A nova tendência do skincare que desacelera a rotina — e por que isso pode ser melhor para sua pele
Durante anos, o skincare foi impulsionado por uma lógica de performance: mais produtos, mais etapas, mais ativos e resultados cada vez mais rápidos. Essa abordagem, fortemente influenciada pelas redes sociais, criou rotinas extensas e muitas vezes difíceis de sustentar no dia a dia.
No entanto, como aponta a dermatologista Dra. Glauce Eiko em discussão presente na matéria da revista Marie Claire, esse movimento começa a dar sinais de saturação. Surge, então, uma nova tendência que vai na direção oposta: menos etapas, mais consciência e foco na saúde real da pele.

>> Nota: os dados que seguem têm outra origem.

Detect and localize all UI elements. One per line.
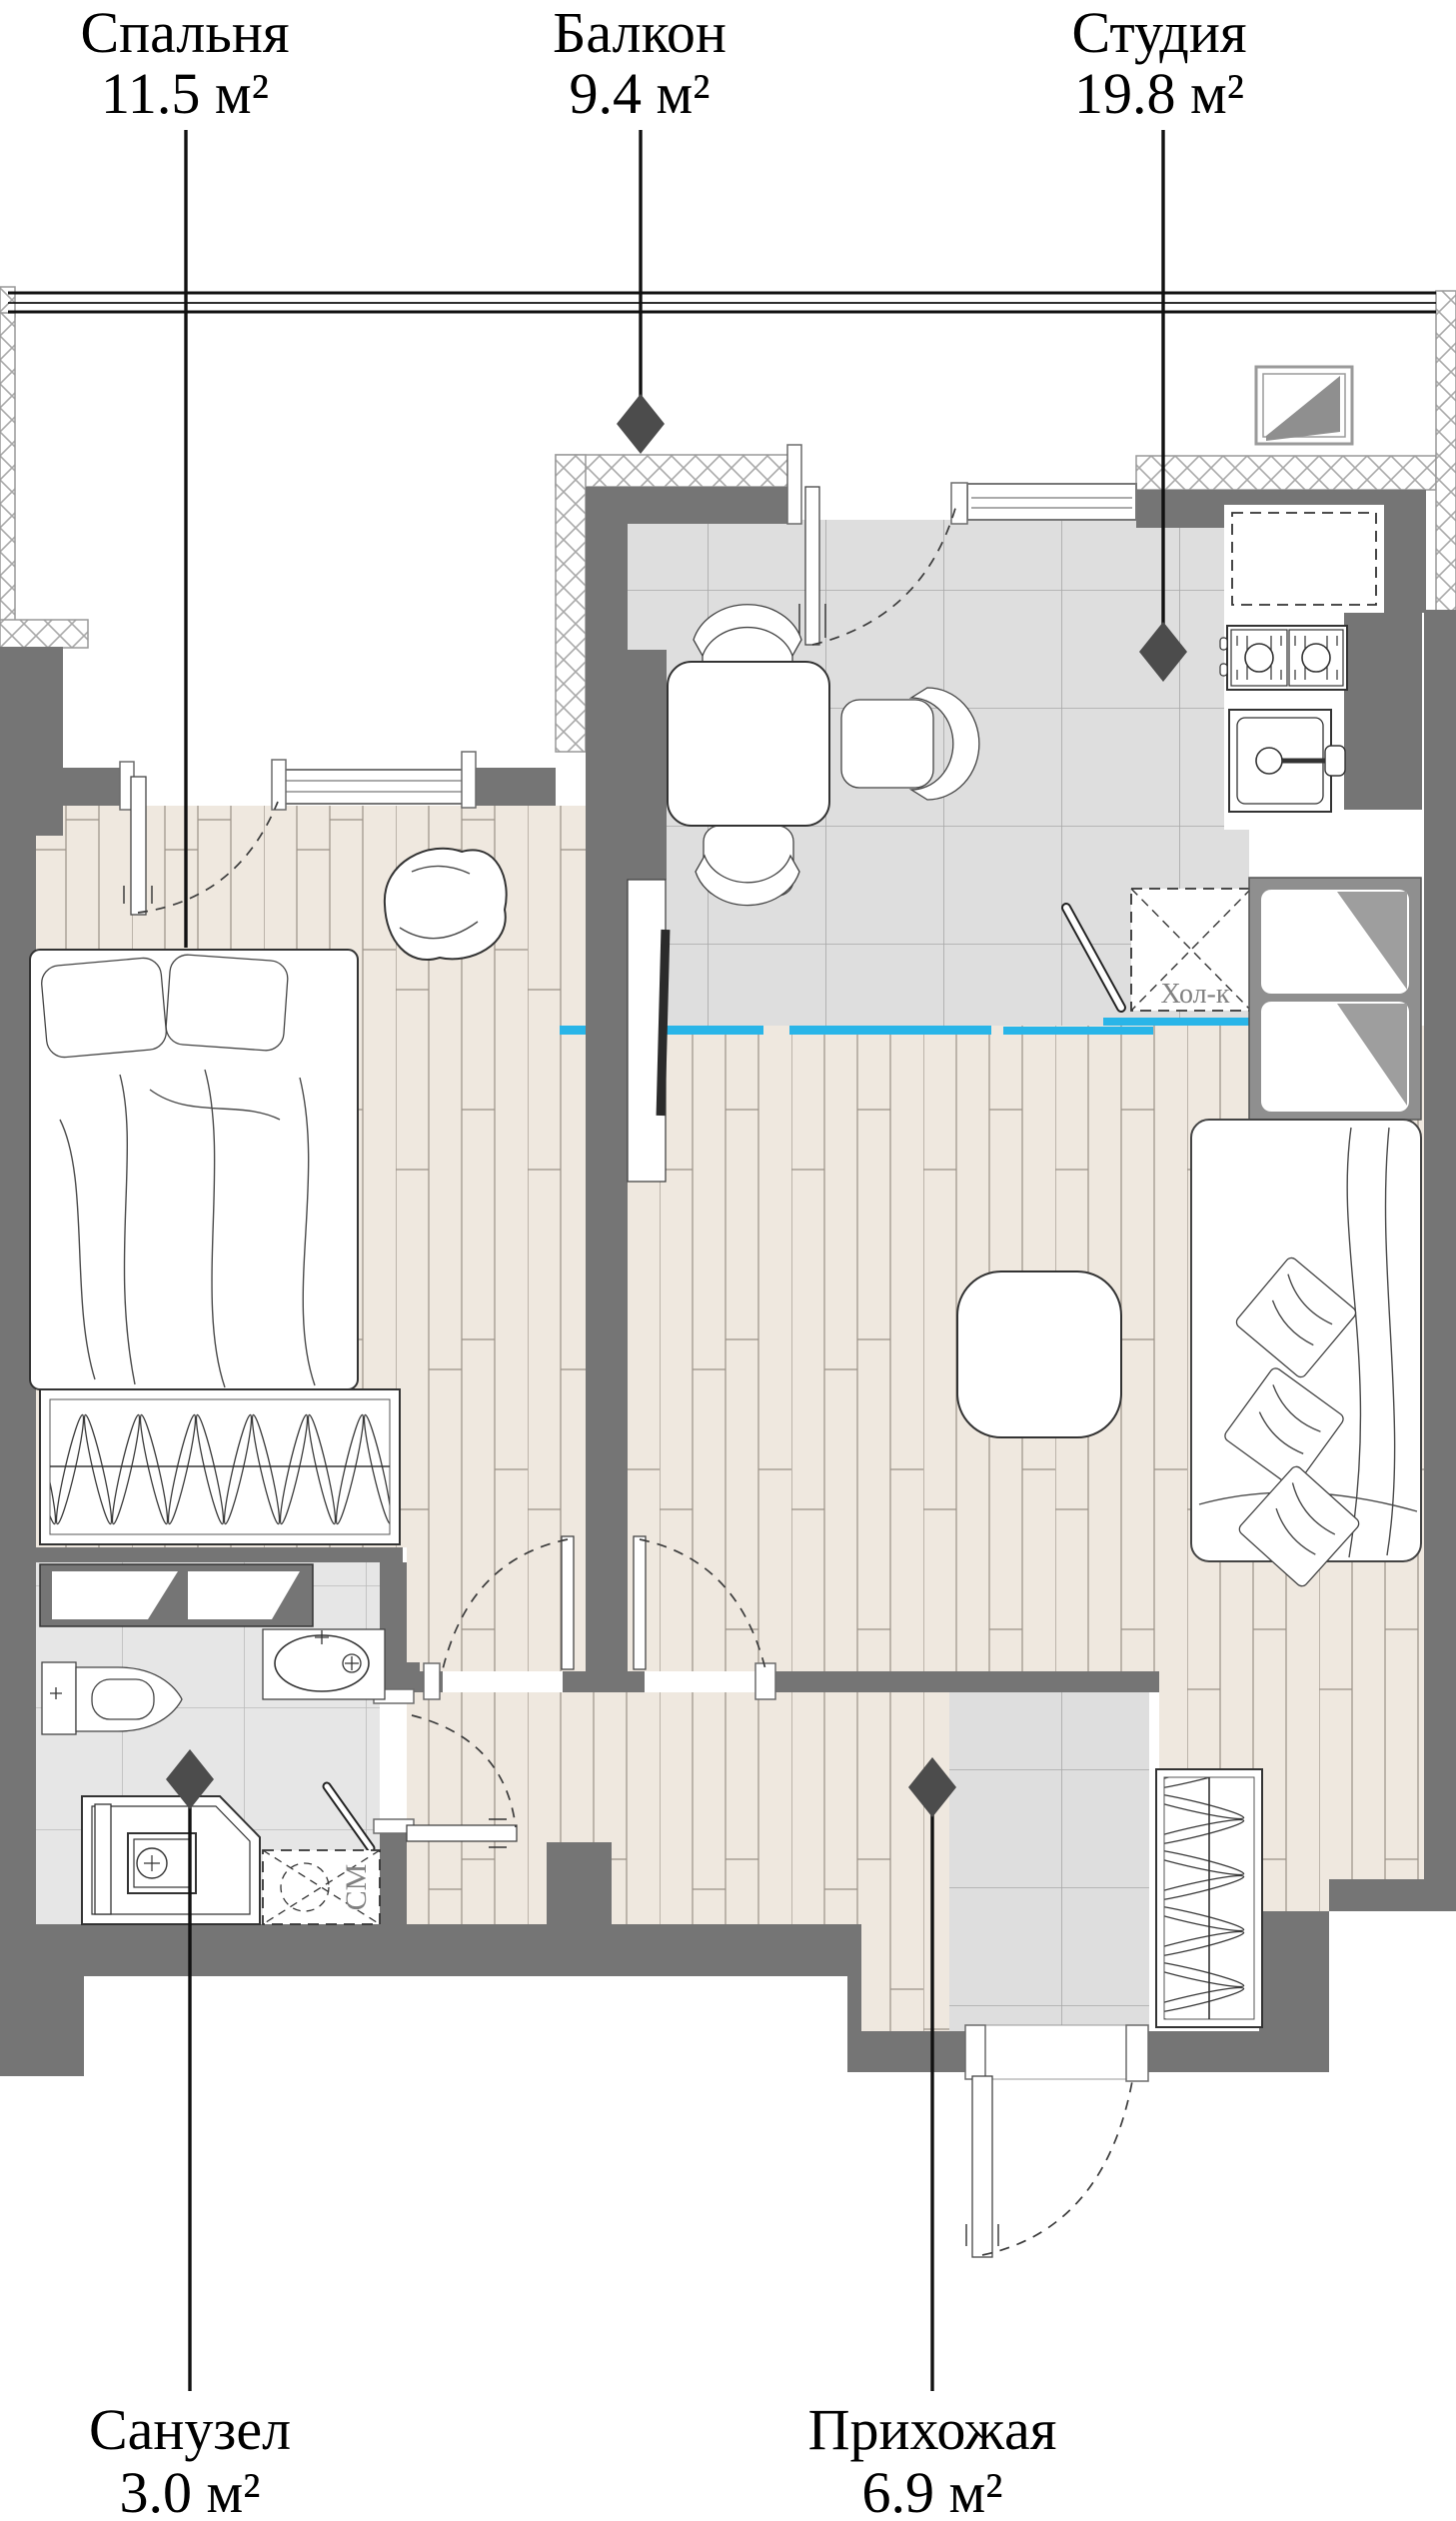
wall-studio-top-leg [1384, 528, 1426, 613]
bathroom-door-leaf [407, 1825, 517, 1841]
cooktop [1220, 626, 1347, 690]
wall-bedroom-left-thick [0, 647, 63, 836]
fridge-label: Хол-к [1161, 979, 1230, 1010]
cyan-track-4 [1103, 1018, 1251, 1026]
label-hallway-area: 6.9 м² [861, 2460, 1002, 2521]
cyan-track-3 [1003, 1027, 1153, 1035]
wall-kitchen-top [586, 487, 799, 524]
hallway-wardrobe [1156, 1769, 1262, 2027]
wall-entry-right [1132, 2031, 1329, 2072]
jamb [965, 2025, 985, 2079]
hatch-wall-left [0, 313, 15, 622]
bedroom-door-leaf [562, 1536, 574, 1669]
kitchen-window [967, 484, 1136, 520]
armchair [385, 849, 507, 960]
bedroom-window [280, 770, 470, 804]
label-balcony-area: 9.4 м² [569, 61, 710, 126]
label-bathroom-area: 3.0 м² [119, 2460, 260, 2521]
wall-entry-left [861, 2031, 972, 2072]
label-hallway-name: Прихожая [808, 2397, 1057, 2462]
hatch-wall-left-step [0, 620, 88, 648]
wall-bedroom-top-b [470, 768, 556, 806]
wall-bathroom-right-lower [380, 1825, 407, 1976]
hatch-wall-right-upper [1436, 291, 1456, 613]
kitchen-sink [1229, 710, 1345, 812]
entry-tile-floor [949, 1692, 1149, 2031]
label-bedroom-name: Спальня [80, 0, 289, 65]
wall-hall-band-b [761, 1671, 1159, 1692]
label-studio-name: Студия [1071, 0, 1246, 65]
jamb [462, 752, 476, 808]
wall-bottom-right-band [1329, 1879, 1456, 1911]
wall-entry-step [847, 1976, 861, 2072]
wall-hall-column [547, 1842, 612, 1976]
jamb [1126, 2025, 1148, 2081]
ac-unit [1256, 367, 1352, 444]
jamb [787, 445, 801, 524]
wall-bottom-right-block [1259, 1911, 1329, 2031]
jamb [951, 483, 967, 524]
wall-bathroom-top [36, 1547, 403, 1562]
washing-machine: СМ [263, 1850, 380, 1924]
hatch-wall-studio-top [1136, 456, 1436, 490]
cyan-track-2 [789, 1026, 991, 1035]
pillow [40, 957, 168, 1059]
label-studio-area: 19.8 м² [1074, 61, 1244, 126]
wall-hall-stub [563, 1671, 645, 1692]
shower [82, 1796, 260, 1924]
jamb [755, 1663, 775, 1699]
wall-bottom-left-band [84, 1924, 861, 1976]
wall-right [1424, 613, 1456, 1911]
wall-kitchen-duct [1344, 610, 1422, 810]
label-bathroom-name: Санузел [89, 2397, 291, 2462]
upper-cabinet-dashed [1232, 513, 1376, 605]
floor-plan-page: Хол-к [0, 0, 1456, 2521]
bedroom-entry-nook-floor [407, 1547, 586, 1671]
coffee-table [957, 1271, 1121, 1437]
jamb [272, 760, 286, 810]
jamb [424, 1663, 440, 1699]
dining-table [668, 662, 829, 826]
bathroom-sink [263, 1629, 385, 1699]
bedroom-balcony-door-leaf [131, 777, 146, 915]
floor-plan-drawing: Хол-к [0, 0, 1456, 2521]
wall-bottom-left-block [0, 1924, 84, 2076]
studio-door-leaf [634, 1536, 646, 1669]
pillow [165, 954, 289, 1052]
entrance-door-leaf [972, 2076, 992, 2257]
label-bedroom-area: 11.5 м² [101, 61, 269, 126]
label-balcony-name: Балкон [553, 0, 727, 65]
kitchen-balcony-door-leaf [805, 487, 819, 645]
hatch-wall-kitchen-side [556, 455, 586, 752]
hatch-wall-kitchen-top [556, 455, 789, 487]
bathroom-cabinet [40, 1564, 313, 1626]
chair-seat [841, 700, 933, 788]
washer-label: СМ [340, 1864, 373, 1911]
wall-partition-bedroom-studio [586, 487, 628, 1671]
entrance-opening [984, 2025, 1132, 2079]
wall-partition-pilaster [628, 650, 667, 880]
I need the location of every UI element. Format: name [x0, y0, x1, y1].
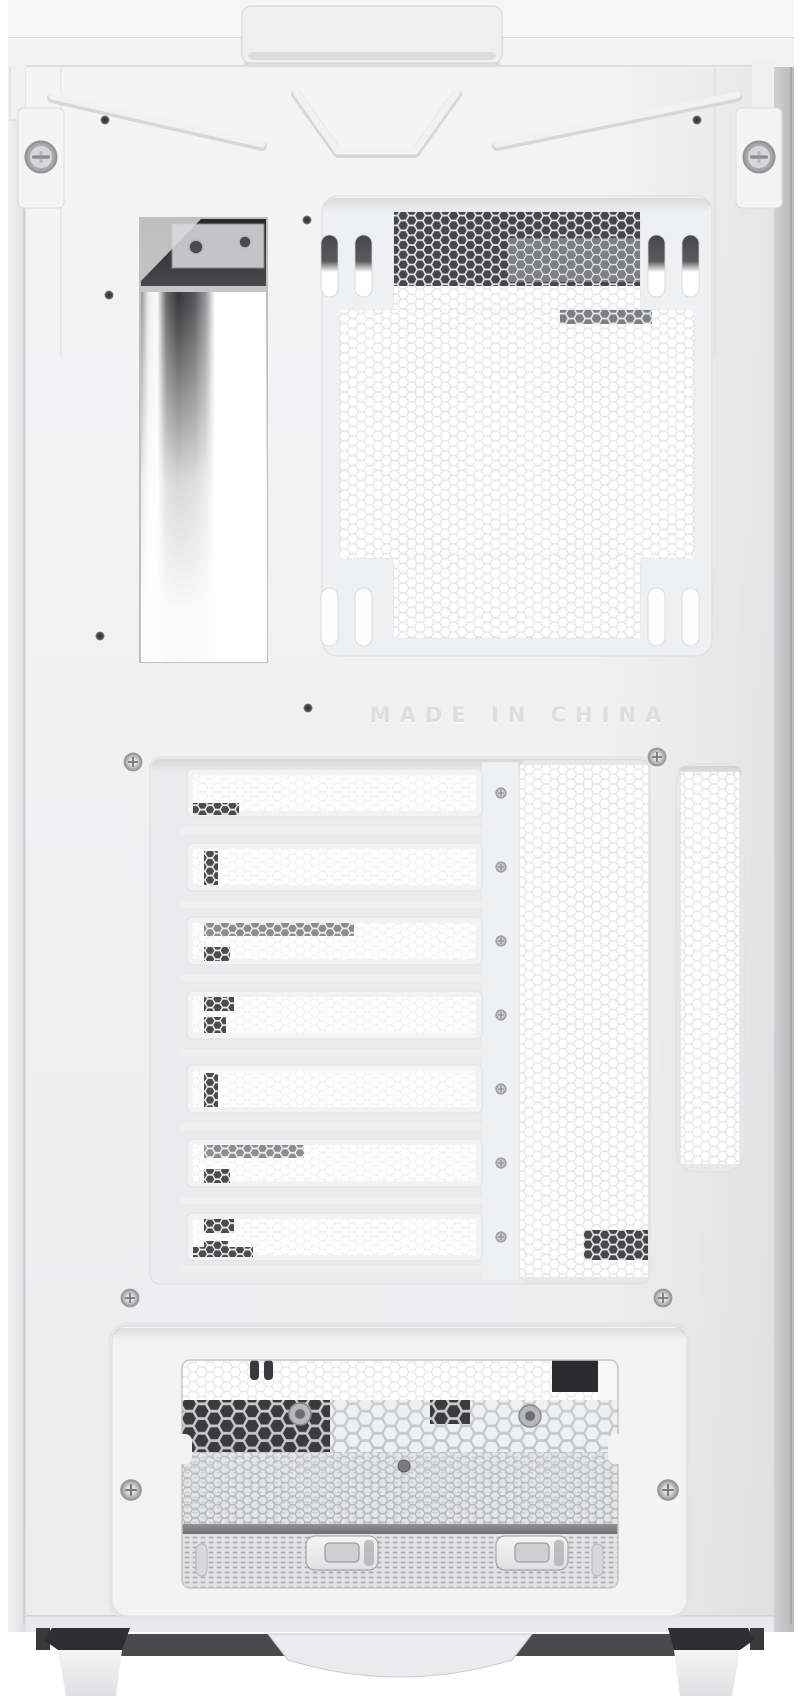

Segundo a Dra. Glauce, o conceito de hiperperformance no skincare pode levar a um uso excessivo de ativos, muitas vezes sem necessidade clínica. Isso pode comprometer a barreira cutânea, aumentar a sensibilidade da pele e gerar um ciclo de irritação que, paradoxalmente, piora os resultados.
Na prática, o que se observa é que muitas pessoas passaram a tratar a pele como um projeto de alta performance, buscando resultados imediatos, sem respeitar o tempo biológico necessário para adaptação e regeneração. Esse comportamento, segundo especialistas, está diretamente ligado à influência de tendências virais e à pressão por uma “pele perfeita”.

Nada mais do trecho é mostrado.